Kimani shares his thoughts on how the project came together:

“TuLe (pronounced like ‘tool’) refers to a pilot project’s host countries – Turkey and Lebanon – and a proposal to assess the impact that economic initiatives can have on the resilience and security of Syrian refugee populations.

“The program impacts the economic, educational, security and health service needs of refugee populations throughout the region. From these two pilot sites, inter-agencies can experience and learn how to anticipate the challenges associated with empowerment of refugees in environments with different economic and social climates.

“We proposed a few projects which included rotating savings and credit (RoSCA) programs, vocational education and training (VET initiatives) for unskilled refugees and certification process of refugees with skills. RoSCAs have been employed as an economic development strategy and have proven to be successful.

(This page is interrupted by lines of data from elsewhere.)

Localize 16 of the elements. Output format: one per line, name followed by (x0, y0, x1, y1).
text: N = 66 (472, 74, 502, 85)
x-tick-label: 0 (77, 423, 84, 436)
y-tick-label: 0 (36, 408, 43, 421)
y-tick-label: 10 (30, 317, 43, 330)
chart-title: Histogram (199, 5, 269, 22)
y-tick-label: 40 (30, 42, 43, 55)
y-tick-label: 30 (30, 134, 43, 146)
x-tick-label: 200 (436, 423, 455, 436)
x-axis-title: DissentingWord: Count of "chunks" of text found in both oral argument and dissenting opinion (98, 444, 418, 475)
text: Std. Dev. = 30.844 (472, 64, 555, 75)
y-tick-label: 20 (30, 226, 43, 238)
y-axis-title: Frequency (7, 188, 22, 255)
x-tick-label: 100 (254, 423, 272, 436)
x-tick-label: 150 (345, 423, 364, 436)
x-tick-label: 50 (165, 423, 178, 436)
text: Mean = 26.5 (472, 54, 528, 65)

“The basic idea is that those who participate in RoSCAs periodically contribute to a pool of money. For each period, the pool of funds is given to one of the individuals within the group. In the next period all contribute to the pool, and another individual receives the pool of funds. This process repeats itself until each individual within the pool gets an opportunity to receive a large sum of money at least one time, which they can invest in a meaningful venture.

“VET initiatives will aim to provide the participants with basic skills such as masonry, carpentry, mechanic and tailoring, which increase their employability as well as enable them to start their own businesses. Our certification programs allow Syrian doctors, teachers and other skilled professionals to continue serving their community through provision of essential services like health care, training and education.

“We also proposed an additional Moringa tree planting program in Lebanon to improve access to clean, safer water which is a problem unique to this country. Moringa tree is a multi-purpose ‘magical’ tree which can be used for water purification, nutritional supplementation and medicinal purposes.

“TuLe eventually impacts the health, nutrition, security and educational attainment of the Syrian refugees. This projects can also contribute to the reduction of gender-based violence and forced early marriages through the economic empowerment of women. Through this projects refugees are presented with multiple opportunities through which they can acquire financial and social capital.”

The winning Minnesota team will compete in the Emory International Global Health Case Competition on April 9 in Atlanta.